NAPF conference 2013: Hilton UK's pension scheme has built greater delegation into its fiduciary management mandate to enable it to make quicker investment decisions and reduce volatility within the scheme.
The model has enabled the scheme to be more nimble when making management and investment decisions, Michael Coletta, a member-nominated trustee for Hilton UK’s defined benefit pension scheme, said at the National Association of Pension Funds' annual conference on Thursday.
“If you’re tied up in things you’re not used to dealing with like a pension scheme, that’s going to slow you down and potentially you’re going to make the wrong decisions and have more risk,” said Coletta.
As long as it’s within our benchmarks we have to rely on the advice we’re getting
The scheme previously delegated manager selection and portfolio construction and allowed their fiduciary managers narrow deviations from the market when investing.
It now delegates the asset allocation of their growth portfolio within guidelines and has set a mandate for returns of RPI plus 4 per cent within that portfolio.
Hilton is planning to remove restraints on their fiduciary manager’s ability to leverage within their matching portfolio and to delegate its funding level-based risk allocation.
The scheme has 65 per cent of its assets assigned to growth, with the remainder as part of a matching portfolio.
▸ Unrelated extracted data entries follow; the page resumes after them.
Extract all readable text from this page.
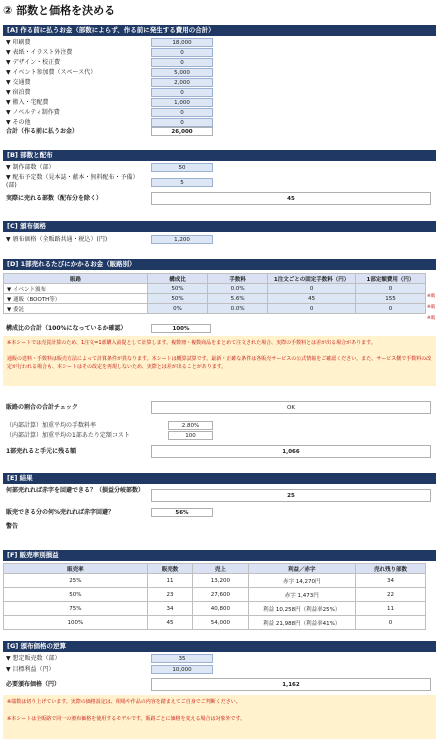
② 部数と価格を決める
[A] 作る前に払うお金（部数によらず、作る前に発生する費用の合計）
▼ 印刷費	18,000
▼ 表紙・イラスト外注費	0
▼ デザイン・校正費	0
▼ イベント参加費（スペース代）	5,000
▼ 交通費	2,000
▼ 宿泊費	0
▼ 搬入・宅配費	1,000
▼ ノベルティ制作費	0
▼ その他	0
合計（作る前に払うお金）	26,000
[B] 部数と配布
▼ 制作部数（部）	50
▼ 配布予定数（見本誌・献本・無料配布・予備）(部)	5
実際に売れる部数（配布分を除く）	45
[C] 頒布価格
▼ 頒布価格（全販路共通・税込）(円)	1,200
[D] 1部売れるたびにかかるお金（販路別）
販路	構成比	手数料	1注文ごとの固定手数料（円）	1部定額費用（円）
▼ イベント頒布	50%	0.0%	0	0
▼ 通販（BOOTH等）	50%	5.6%	45	155
▼ 委託	0%	0.0%	0	0
※販
※販
※販
構成比の合計（100%になっているか確認）	100%
※本シートでは売買計算のため、1注文=1部購入前提として計算します。複数冊・複数商品をまとめて注文された場合、実際の手数料とは差が出る場合があります。
通販の送料・手数料は販売方法によって計算条件が異なります。本シートは概算試算です。最新・正確な条件は各販売サービスの公式情報をご確認ください。また、サービス側で手数料の改定が行われる場合も、本シートはその改定を再現しないため、実際とは差が出ることがあります。
販路の割合の合計チェック	OK
（内部計算）加重平均の手数料率	2.80%
（内部計算）加重平均の1部あたり定額コスト	100
1部売れると手元に残る額	1,066
[E] 結果
何部売れれば赤字を回避できる？（損益分岐部数）
25
販売できる分の何%売れれば赤字回避？	56%
警告
[F] 販売率別損益
販売率	販売数	売上	利益／赤字	売れ残り部数
25%	11	13,200	赤字 14,270円	34
50%	23	27,600	赤字 1,473円	22
75%	34	40,800	利益 10,258円（利益率25%）	11
100%	45	54,000	利益 21,988円（利益率41%）	0
[G] 頒布価格の逆算
▼ 想定販売数（部）	35
▼ 目標利益（円）	10,000
必要頒布価格（円）	1,162
※端数は切り上げています。実際の価格設定は、相場や作品の内容を踏まえてご自身でご判断ください。
※本シートは全販路で同一の頒布価格を使用するモデルです。販路ごとに価格を変える場合は対象外です。
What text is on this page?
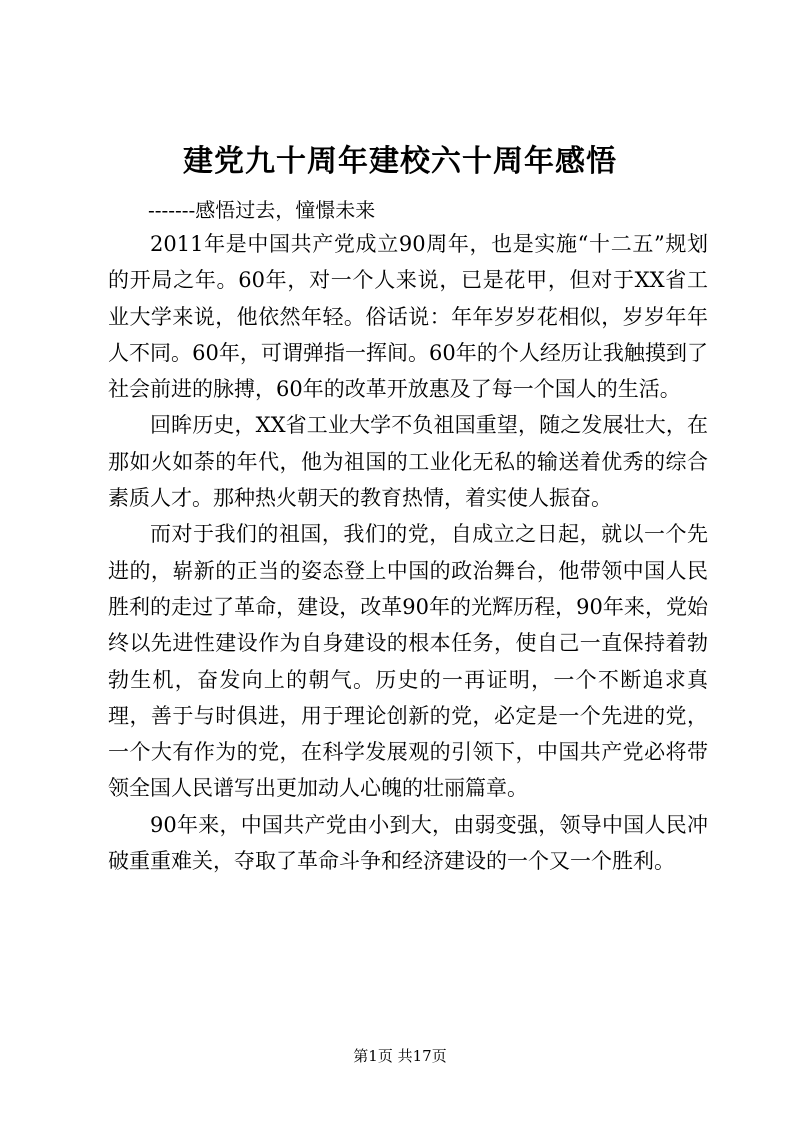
建党九十周年建校六十周年感悟
-------感悟过去，憧憬未来

2011年是中国共产党成立90周年，也是实施“十二五”规划的开局之年。60年，对一个人来说，已是花甲，但对于XX省工业大学来说，他依然年轻。俗话说：年年岁岁花相似，岁岁年年人不同。60年，可谓弹指一挥间。60年的个人经历让我触摸到了社会前进的脉搏，60年的改革开放惠及了每一个国人的生活。

回眸历史，XX省工业大学不负祖国重望，随之发展壮大，在那如火如荼的年代，他为祖国的工业化无私的输送着优秀的综合素质人才。那种热火朝天的教育热情，着实使人振奋。

而对于我们的祖国，我们的党，自成立之日起，就以一个先进的，崭新的正当的姿态登上中国的政治舞台，他带领中国人民胜利的走过了革命，建设，改革90年的光辉历程，90年来，党始终以先进性建设作为自身建设的根本任务，使自己一直保持着勃勃生机，奋发向上的朝气。历史的一再证明，一个不断追求真理，善于与时俱进，用于理论创新的党，必定是一个先进的党，一个大有作为的党，在科学发展观的引领下，中国共产党必将带领全国人民谱写出更加动人心魄的壮丽篇章。

90年来，中国共产党由小到大，由弱变强，领导中国人民冲破重重难关，夺取了革命斗争和经济建设的一个又一个胜利。

第1页 共17页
The defensive position of the scheme’s portfolio has increased throughout the year.
When asked how trustees become comfortable that the cost of transactions does not exceed returns, Coletta told delegates representatives monitor their fiduciary manager’s performance through quarterly reports.
The scheme asks for detail on changes made to certain aspects of its strategy, of which management changes is one. Trustees also look at the returns achieved in relation to targets they have set, he added.
“As long as it’s within our benchmarks we have to rely on the advice we’re getting, we have to trust our advisers and I think that’s a really important part,” said Coletta.
The scheme has had 24 manager changes so far this year. Shamindra Perera, managing director of institutional investment services at Russell Investments, which is the fiduciary manager for Hilton UK, said while this may appear a lot, it is in part down to the fact one portfolio change affects the rest.
“When we introduced absolute return bond managers — that was about five managers — the portfolio already had some exposure to active currency management,” he said.
“The absolute return bond managers use active currency as one of the signals they use to determine their absolute return; you don’t then need another five managers who are just doing active currency alone,” he added.